つまり、「この場だけね」という特殊な状況を作ることで、“思いやりある普段の私”と“相手を非難する今だけの私”を分離させ、“普段の私”に害が及ばないようにするのです。
自分を“思いやりの輪”の中に置いたまま、相手を非難することができるということだね。
やっぱりこわいッス!
安全なところにいたまま攻撃するなんて、スナイパーみたいッス!
技法3 「○○な人」認定
文化や風習が違う人に会ったとき、どう感じる?
うーん、楽しみもあるけれど…。
やっぱり、ちょっとこわいッス。
「理解できないことするんじゃないか」ってビビるかもッス。
異質な人は、自分のことをどうするかわからない「怖い人」。
そう感じる人は、割と多いのではないでしょうか。
なぜ怖いのか。
それは、“相手メイン”で考えているからです。
「この人は、自分に、なにをするんだろう?」と。
つまり、「自分がどうするか」が定まっていないのです。
こんな時、「自分はこういう態度を取ればいい」とわかるように、「○○な人」認定をすることが多々あります。
“自分メイン”にするわけですね。
「怖い人」を相手する時にありがちなのが、「汚い人」「ダメな人」認定です。
「この人は汚れた存在だから、テキトーに接してもOK!」
「この人はダメな人だから、世話してあげないと!」
これって…。
差別じゃないッスか?
そのとおりだよ。これは差別だね。
「○○な人」というおおざっぱな類型は、他人への理解をゆがめるんだよ。
前に触れた『アイヌもやもや』は差別の仕組みについてだったけど、今回は差別が生まれる瞬間の話になるね。
結論 理解できないままでいい
これまでをまとめます。
- “思いやり”は、思いやりない人を排除する仕組みの一面を持つ
- “陰口”は、“思いやりの輪”を壊さずに思いやりない人を処理する技法
- “○○な人認定”は、差別につながる可能性あり
…どうあがいても、排除や差別につながる気がしますね。
…詰んだッス。八方ふさがりッス。
思いやりのない・理解できない人とは、一緒にいられないッス!
しかし、📖『他者といる技法』では、こんな状況でもできることがあると書いています。
それは、「わからない他者と一緒にいる技法を考え続ける」こと。
違うからなぐりあうのではもちろんなくて、よく似た他者とも違う他者ともいっしょにいる技法を(もちろんわかりあうことも含めて・でもわかりあうことに囚われずに)開けるだけ開いておこう。

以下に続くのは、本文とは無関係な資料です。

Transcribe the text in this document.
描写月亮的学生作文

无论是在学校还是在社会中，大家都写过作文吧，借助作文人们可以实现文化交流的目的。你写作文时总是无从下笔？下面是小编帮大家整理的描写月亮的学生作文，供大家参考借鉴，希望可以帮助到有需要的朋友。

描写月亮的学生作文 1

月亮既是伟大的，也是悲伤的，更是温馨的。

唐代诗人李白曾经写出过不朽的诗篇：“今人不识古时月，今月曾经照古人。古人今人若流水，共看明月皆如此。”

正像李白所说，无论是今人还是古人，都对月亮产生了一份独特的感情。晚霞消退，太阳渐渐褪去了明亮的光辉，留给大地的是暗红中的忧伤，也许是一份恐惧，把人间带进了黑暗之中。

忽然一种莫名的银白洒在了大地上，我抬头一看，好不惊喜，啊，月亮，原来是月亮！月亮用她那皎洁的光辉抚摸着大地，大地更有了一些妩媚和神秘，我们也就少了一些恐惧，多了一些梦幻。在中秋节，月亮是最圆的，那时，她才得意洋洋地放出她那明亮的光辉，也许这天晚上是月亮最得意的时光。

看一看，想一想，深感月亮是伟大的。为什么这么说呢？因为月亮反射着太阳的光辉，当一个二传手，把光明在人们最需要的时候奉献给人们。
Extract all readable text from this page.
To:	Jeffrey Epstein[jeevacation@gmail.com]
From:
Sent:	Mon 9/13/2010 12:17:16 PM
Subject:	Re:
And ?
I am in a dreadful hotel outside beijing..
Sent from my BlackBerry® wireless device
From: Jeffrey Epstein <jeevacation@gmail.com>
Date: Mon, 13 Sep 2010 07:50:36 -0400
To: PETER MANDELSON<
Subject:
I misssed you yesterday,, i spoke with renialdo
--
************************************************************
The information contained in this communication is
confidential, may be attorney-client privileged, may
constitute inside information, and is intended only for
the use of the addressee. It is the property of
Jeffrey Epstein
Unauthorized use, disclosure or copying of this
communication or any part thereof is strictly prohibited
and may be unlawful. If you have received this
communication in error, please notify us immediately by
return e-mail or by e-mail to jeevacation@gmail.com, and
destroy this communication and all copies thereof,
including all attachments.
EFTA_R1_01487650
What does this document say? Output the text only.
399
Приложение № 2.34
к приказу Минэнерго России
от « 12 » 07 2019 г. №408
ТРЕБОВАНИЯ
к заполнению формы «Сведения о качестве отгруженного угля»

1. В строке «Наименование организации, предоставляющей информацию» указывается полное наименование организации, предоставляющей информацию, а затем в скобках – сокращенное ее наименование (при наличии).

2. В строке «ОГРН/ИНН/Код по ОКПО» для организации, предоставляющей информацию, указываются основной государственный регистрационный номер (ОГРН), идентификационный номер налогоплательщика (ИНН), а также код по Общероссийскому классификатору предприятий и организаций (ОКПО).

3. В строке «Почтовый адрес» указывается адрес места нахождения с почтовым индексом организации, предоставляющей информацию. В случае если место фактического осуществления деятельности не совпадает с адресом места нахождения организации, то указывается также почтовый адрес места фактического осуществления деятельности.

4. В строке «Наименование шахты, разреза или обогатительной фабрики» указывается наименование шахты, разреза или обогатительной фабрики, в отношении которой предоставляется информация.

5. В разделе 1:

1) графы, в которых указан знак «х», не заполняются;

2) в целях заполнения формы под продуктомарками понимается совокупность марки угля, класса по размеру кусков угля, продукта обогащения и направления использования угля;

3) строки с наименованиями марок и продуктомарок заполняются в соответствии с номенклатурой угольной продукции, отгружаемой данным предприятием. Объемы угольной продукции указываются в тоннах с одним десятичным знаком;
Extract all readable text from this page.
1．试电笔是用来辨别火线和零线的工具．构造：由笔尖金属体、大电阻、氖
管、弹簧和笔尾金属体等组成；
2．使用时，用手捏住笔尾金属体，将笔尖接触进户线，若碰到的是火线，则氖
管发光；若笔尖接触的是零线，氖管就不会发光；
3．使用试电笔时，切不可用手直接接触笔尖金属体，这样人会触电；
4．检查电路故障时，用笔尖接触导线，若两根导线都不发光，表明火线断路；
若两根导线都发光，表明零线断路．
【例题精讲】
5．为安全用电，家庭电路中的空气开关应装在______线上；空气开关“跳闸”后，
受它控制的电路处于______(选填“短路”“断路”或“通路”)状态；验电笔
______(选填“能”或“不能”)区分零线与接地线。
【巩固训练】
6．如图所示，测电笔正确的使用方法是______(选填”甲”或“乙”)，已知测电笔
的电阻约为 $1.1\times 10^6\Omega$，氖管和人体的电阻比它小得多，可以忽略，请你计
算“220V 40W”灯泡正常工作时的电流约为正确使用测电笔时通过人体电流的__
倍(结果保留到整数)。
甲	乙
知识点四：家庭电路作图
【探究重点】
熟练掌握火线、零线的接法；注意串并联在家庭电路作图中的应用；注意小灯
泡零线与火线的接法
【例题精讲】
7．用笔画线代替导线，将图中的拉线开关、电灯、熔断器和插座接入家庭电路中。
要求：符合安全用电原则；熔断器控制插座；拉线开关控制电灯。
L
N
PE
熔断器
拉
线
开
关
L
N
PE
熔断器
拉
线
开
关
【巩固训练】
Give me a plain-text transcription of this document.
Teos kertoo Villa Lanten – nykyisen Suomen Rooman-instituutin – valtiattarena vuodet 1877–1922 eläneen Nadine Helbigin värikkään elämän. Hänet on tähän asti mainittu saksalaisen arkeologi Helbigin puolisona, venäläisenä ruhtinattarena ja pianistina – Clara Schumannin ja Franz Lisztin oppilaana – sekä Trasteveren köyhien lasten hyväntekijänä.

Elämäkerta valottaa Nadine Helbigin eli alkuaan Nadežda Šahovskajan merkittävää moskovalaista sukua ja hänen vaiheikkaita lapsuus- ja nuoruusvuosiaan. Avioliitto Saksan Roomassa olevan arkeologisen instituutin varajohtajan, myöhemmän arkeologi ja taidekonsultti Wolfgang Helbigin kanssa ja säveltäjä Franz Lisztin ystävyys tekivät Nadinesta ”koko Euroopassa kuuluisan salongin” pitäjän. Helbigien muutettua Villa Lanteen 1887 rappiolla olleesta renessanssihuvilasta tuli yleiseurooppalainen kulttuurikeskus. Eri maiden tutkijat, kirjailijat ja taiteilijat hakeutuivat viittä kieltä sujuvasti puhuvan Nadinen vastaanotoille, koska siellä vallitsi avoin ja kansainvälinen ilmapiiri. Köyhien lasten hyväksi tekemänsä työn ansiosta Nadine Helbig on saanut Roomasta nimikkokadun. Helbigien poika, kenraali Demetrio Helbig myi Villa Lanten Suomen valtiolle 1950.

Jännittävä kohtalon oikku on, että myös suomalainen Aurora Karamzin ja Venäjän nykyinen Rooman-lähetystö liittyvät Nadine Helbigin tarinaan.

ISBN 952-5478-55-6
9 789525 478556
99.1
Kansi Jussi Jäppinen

📖『他者といる技法』(奥村隆著 筑摩書房 2024年) ※太字・下線はほん太による
「わからない・理解できないままで、一緒にいる方法を考えよう」ということだね。
無理に理解しようとすると、差別や排除につながるから。
難しいッスね…。
ケンカするわけじゃなく、かといって無理に仲良くせず…
最後まで読んでくださってありがとうございました!
またお会いできるのを楽しみにしています!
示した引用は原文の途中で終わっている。